Is There an Ideal Donor Site of Fat for Secondary Breast Reconstruction?

By Gennaio 15, 2018 Gennaio 24th, 2020 No Comments

Kevin Small Mihye Choi Oriana Petruolo Christina Lee Nolan Karp

Aesthetic Surgery Journal, Volume 34, Issue 4, 1 May 2014, Pages 545–550

Published:  01 May 2014


Loss of volume after autologous fat transfer to the breast is well documented, and various methods to improve long-term survival of fat grafts have been investigated (including both distant and neighboring harvest sites), but no optimal technique has been identified.


The authors compare fat graft survival from 2 anatomical donor sites to determine whether there is an optimal site for fat graft harvesting in breast reconstruction.


Seventy-three patients (109 breasts) who received fat grafting to reconstructed breasts from 2009 to 2012 were enrolled in this retrospective study and divided into 2 groups: group A had fat harvested from the abdomen and group B from the thighs. Fat grafting was performed using a modified Coleman technique for symmetry. For all patients, 3-dimensional scans were obtained and volumes were analyzed.

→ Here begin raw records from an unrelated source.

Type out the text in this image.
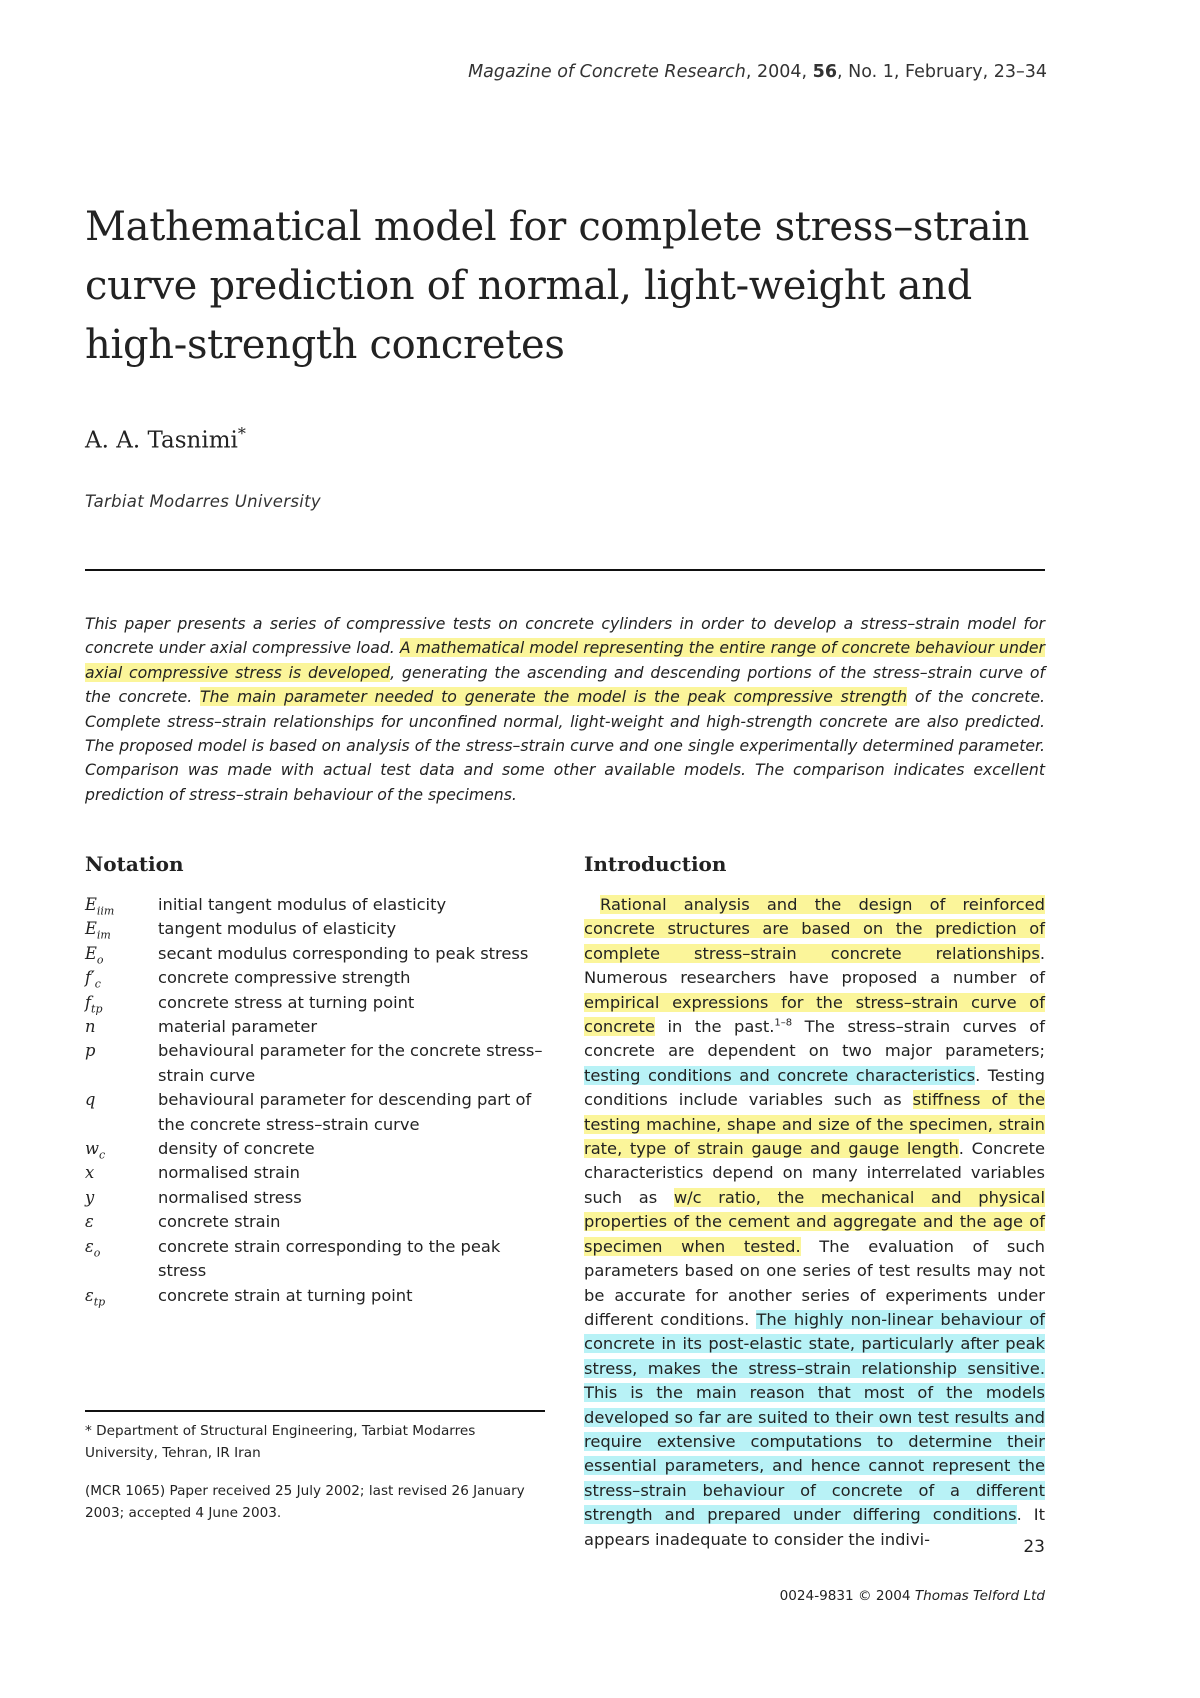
Magazine of Concrete Research, 2004, 56, No. 1, February, 23–34
Mathematical model for complete stress–strain curve prediction of normal, light-weight and high-strength concretes
A. A. Tasnimi*
Tarbiat Modarres University
This paper presents a series of compressive tests on concrete cylinders in order to develop a stress–strain model for concrete under axial compressive load. A mathematical model representing the entire range of concrete behaviour under axial compressive stress is developed, generating the ascending and descending portions of the stress–strain curve of the concrete. The main parameter needed to generate the model is the peak compressive strength of the concrete. Complete stress–strain relationships for unconfined normal, light-weight and high-strength concrete are also predicted. The proposed model is based on analysis of the stress–strain curve and one single experimentally determined parameter. Comparison was made with actual test data and some other available models. The comparison indicates excellent prediction of stress–strain behaviour of the specimens.
Notation	Introduction
$E_{iim}$	initial tangent modulus of elasticity
$E_{im}$	tangent modulus of elasticity
$E_o$	secant modulus corresponding to peak stress
$f'_c$	concrete compressive strength
$f_{tp}$	concrete stress at turning point
n	material parameter
p	behavioural parameter for the concrete stress–strain curve
q	behavioural parameter for descending part of the concrete stress–strain curve
$w_c$	density of concrete
x	normalised strain
y	normalised stress
ε	concrete strain
$\varepsilon_o$	concrete strain corresponding to the peak stress
$\varepsilon_{tp}$	concrete strain at turning point
* Department of Structural Engineering, Tarbiat Modarres University, Tehran, IR Iran
(MCR 1065) Paper received 25 July 2002; last revised 26 January 2003; accepted 4 June 2003.
Rational analysis and the design of reinforced concrete structures are based on the prediction of complete stress–strain concrete relationships. Numerous researchers have proposed a number of empirical expressions for the stress–strain curve of concrete in the past.$^{1-8}$ The stress–strain curves of concrete are dependent on two major parameters; testing conditions and concrete characteristics. Testing conditions include variables such as stiffness of the testing machine, shape and size of the specimen, strain rate, type of strain gauge and gauge length. Concrete characteristics depend on many interrelated variables such as w/c ratio, the mechanical and physical properties of the cement and aggregate and the age of specimen when tested. The evaluation of such parameters based on one series of test results may not be accurate for another series of experiments under different conditions. The highly non-linear behaviour of concrete in its post-elastic state, particularly after peak stress, makes the stress–strain relationship sensitive. This is the main reason that most of the models developed so far are suited to their own test results and require extensive computations to determine their essential parameters, and hence cannot represent the stress–strain behaviour of concrete of a different strength and prepared under differing conditions. It appears inadequate to consider the indivi-	23
0024-9831 © 2004 Thomas Telford Ltd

Forty-six patients (66 breasts) received an average of 101 mL of fat injected from the abdomen, and 27 (43 breasts) received an average of 102 mL from the thighs. Group A had 82% volume retention at 16 days, 63% at 49 days, and 45% at 140 days. Group B had 86% at 16 days, 63% at 49 days, and 46% at 140 days (P > .05). Patients were also stratified by radiation exposure and volume injected; neither affected donor site volume retention (P > .05).


Our data suggest that donor site, regardless of volume injected or tissue radiation, did not affect volume retention in fat grafting. Longer-term studies are needed to assess the stability of the breast after fat grafting.